The tactic has seen Great Britain’s rise from 36th in the medal table in Atlanta in 1996 to second at Rio 2016. So something is clearly working for Great Britain. South Africa spent R400 million over a four-year period on their Olympians and Paralympians. That’s not pocket change, but considerably less than their foes.
We are not saying copy Great Britain’s game plan. It’s certainly a lot of money, and that large an amount of money could always be better spent on housing, creating jobs and establishing proper public healthcare.
But if South Africa, who had their best Olympics since readmission with 10 medals – two gold, six silver and two bronze – want to take these quadrennial games seriously, we have to invest in our athletes properly.
Sure, Great Britain don’t pay their athletes for winning gold medals, whereas South Africa initially splashed out R500 000 for a gold medal, with R100 000 going to their coach.
In typical fashion, our Minister of Sports Fikile Mbalula at the airport upped Wayde van Niekerk by a further R150 000 for his record-breaking 400m feat and Caster Semenya by R100 000 in the 800m.
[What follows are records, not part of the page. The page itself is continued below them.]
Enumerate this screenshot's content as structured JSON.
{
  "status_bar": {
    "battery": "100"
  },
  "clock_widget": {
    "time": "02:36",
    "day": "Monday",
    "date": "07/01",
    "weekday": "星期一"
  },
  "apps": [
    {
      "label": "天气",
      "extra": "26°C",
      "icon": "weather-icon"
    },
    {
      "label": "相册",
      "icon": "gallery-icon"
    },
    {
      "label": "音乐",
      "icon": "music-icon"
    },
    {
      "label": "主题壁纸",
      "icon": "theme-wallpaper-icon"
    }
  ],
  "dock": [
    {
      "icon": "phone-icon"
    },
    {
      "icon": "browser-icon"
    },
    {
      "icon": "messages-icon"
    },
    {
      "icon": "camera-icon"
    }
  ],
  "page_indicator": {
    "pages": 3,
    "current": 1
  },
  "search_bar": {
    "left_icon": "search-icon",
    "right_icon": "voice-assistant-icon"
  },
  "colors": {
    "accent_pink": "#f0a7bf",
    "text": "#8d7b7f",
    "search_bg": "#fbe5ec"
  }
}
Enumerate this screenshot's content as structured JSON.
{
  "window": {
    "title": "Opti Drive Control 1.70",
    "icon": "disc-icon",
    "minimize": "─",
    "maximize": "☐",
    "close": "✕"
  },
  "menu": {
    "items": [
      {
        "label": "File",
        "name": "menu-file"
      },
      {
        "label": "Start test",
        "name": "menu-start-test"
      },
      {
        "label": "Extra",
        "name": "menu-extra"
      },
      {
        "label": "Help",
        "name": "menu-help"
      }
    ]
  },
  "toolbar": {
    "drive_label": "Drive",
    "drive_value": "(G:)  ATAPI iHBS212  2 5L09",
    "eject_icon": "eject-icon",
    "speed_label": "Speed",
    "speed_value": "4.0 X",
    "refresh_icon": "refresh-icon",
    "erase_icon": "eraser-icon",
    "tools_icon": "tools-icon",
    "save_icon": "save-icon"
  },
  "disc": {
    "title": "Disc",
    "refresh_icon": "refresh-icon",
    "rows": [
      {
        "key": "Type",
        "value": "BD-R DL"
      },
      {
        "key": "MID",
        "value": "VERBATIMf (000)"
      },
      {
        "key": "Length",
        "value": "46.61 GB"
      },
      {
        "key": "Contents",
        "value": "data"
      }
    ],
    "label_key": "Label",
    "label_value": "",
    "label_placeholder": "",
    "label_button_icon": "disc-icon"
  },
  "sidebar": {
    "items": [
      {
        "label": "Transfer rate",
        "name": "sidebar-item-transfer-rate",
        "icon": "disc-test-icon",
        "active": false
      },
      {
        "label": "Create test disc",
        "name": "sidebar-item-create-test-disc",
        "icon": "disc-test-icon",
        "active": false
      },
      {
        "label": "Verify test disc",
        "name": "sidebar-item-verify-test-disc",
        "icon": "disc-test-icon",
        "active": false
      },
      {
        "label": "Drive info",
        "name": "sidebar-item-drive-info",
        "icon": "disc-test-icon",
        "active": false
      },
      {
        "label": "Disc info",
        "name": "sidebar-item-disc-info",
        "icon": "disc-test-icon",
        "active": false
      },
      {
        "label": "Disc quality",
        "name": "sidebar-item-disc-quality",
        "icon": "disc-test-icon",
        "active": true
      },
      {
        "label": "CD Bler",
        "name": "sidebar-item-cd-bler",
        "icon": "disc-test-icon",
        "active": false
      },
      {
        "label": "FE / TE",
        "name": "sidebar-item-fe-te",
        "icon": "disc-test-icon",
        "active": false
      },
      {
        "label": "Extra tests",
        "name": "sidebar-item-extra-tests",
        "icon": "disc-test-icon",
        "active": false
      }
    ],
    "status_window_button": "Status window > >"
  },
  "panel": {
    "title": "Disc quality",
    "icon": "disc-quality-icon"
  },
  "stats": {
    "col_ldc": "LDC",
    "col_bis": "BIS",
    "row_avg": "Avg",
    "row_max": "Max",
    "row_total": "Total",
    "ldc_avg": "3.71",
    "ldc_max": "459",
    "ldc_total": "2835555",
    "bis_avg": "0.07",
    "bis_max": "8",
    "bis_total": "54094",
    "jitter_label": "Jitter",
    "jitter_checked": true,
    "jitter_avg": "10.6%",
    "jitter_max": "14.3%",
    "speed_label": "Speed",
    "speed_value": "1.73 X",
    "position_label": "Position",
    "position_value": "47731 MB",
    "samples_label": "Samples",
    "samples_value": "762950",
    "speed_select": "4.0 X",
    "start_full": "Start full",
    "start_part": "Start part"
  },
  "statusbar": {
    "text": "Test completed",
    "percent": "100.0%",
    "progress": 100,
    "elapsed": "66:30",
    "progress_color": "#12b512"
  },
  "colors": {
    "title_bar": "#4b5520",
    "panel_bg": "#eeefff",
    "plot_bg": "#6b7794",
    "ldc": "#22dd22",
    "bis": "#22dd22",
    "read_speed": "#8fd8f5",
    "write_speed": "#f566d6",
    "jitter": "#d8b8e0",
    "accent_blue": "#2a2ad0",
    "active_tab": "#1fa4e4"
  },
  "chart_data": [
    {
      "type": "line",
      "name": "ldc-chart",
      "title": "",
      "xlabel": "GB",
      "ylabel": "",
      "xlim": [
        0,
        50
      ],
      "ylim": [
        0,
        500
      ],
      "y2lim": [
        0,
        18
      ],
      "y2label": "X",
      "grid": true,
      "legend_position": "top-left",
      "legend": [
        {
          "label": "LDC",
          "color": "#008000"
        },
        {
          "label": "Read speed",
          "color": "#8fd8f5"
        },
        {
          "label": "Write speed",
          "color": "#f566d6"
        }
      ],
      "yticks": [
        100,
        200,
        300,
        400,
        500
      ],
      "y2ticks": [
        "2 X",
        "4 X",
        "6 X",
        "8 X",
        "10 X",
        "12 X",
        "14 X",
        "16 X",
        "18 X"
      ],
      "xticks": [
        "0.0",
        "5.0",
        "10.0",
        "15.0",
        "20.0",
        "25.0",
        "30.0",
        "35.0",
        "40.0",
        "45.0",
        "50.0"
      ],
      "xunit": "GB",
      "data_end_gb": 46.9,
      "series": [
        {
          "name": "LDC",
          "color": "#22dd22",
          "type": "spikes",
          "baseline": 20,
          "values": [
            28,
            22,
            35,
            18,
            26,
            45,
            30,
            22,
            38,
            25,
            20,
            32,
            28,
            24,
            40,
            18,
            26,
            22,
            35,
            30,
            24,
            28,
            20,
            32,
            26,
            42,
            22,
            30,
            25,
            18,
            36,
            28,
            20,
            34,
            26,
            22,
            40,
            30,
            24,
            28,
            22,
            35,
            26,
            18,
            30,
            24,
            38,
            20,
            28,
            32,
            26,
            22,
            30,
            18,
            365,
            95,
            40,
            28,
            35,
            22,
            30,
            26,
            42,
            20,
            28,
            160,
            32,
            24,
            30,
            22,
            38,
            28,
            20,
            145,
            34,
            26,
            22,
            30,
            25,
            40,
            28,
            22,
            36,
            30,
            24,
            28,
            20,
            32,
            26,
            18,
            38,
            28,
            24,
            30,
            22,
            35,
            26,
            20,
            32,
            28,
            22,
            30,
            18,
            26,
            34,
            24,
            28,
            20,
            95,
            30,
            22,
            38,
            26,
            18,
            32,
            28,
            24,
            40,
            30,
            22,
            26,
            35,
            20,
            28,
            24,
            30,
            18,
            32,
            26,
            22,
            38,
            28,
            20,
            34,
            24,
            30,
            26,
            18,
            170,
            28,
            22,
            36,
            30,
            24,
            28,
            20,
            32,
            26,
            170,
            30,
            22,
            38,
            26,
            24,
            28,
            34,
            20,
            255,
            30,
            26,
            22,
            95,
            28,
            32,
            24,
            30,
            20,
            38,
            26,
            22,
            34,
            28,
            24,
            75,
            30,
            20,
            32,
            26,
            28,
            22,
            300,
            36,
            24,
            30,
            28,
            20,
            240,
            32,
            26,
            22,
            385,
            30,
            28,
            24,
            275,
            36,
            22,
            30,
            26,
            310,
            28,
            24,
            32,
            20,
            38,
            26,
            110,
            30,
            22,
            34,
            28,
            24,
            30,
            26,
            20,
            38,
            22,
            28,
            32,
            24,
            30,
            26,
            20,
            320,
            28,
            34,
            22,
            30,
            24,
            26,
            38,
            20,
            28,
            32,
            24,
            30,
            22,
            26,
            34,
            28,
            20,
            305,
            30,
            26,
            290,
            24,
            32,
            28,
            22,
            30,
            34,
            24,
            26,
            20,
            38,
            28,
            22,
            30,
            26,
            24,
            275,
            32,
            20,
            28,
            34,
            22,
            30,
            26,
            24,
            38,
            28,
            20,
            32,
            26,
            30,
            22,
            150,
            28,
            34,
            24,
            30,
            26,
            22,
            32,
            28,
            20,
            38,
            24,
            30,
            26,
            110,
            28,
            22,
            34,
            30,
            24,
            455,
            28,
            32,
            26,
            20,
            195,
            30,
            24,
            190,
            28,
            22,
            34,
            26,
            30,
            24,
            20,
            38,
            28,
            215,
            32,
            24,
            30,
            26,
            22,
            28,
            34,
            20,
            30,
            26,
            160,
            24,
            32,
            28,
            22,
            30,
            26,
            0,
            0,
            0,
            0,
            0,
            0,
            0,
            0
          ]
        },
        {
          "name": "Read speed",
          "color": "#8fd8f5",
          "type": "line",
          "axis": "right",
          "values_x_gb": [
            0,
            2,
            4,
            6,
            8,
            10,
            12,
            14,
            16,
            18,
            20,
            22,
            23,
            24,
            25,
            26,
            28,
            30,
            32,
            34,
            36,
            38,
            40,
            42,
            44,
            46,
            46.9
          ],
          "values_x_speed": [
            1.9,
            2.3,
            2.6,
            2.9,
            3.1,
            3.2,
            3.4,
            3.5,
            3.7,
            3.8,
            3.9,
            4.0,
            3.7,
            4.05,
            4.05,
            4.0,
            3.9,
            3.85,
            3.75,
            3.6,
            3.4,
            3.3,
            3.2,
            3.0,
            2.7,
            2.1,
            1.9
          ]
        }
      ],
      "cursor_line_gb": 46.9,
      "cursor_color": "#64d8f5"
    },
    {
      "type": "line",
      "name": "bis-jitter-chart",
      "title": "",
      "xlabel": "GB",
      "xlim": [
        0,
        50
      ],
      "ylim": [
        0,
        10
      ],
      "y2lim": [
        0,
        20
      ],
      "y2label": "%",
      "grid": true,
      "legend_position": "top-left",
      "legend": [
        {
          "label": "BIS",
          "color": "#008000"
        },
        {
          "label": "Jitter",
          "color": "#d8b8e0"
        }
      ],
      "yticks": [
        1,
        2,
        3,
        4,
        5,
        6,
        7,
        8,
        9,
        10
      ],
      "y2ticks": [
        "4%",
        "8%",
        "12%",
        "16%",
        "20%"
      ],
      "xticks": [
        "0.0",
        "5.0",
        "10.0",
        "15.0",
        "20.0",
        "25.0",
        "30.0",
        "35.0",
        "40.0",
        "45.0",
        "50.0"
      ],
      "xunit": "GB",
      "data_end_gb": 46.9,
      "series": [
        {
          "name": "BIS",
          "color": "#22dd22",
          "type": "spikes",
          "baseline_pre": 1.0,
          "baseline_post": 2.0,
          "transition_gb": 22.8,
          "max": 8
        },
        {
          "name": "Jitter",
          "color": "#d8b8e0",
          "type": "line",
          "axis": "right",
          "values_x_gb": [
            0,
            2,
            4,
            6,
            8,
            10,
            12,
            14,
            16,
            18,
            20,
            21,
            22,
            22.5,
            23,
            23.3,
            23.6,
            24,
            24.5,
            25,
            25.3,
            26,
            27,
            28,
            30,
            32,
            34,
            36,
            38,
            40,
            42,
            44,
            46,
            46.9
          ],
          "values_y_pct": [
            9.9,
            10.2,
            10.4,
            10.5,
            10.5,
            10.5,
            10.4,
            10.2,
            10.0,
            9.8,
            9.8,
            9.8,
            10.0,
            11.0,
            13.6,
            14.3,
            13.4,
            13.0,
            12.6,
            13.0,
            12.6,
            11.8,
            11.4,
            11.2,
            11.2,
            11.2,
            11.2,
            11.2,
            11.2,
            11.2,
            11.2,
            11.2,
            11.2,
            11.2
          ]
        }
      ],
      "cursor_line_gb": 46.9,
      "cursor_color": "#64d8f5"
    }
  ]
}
But that’s not the point. You need to strategically invest money from the beginning if you want to see the sport grow and as a direct result the sportsmen and women hopefully will thrive.
Van Niekerk and Semenya, our two Rio gold medallists, are young and have plenty of running ahead of them. We need to make sure we give them all the support they need so they can continue their dominance in their respective fields.
Planning for the next Olympics in 2020 in Tokyo should have already started. It’s the least we can do for our athletes.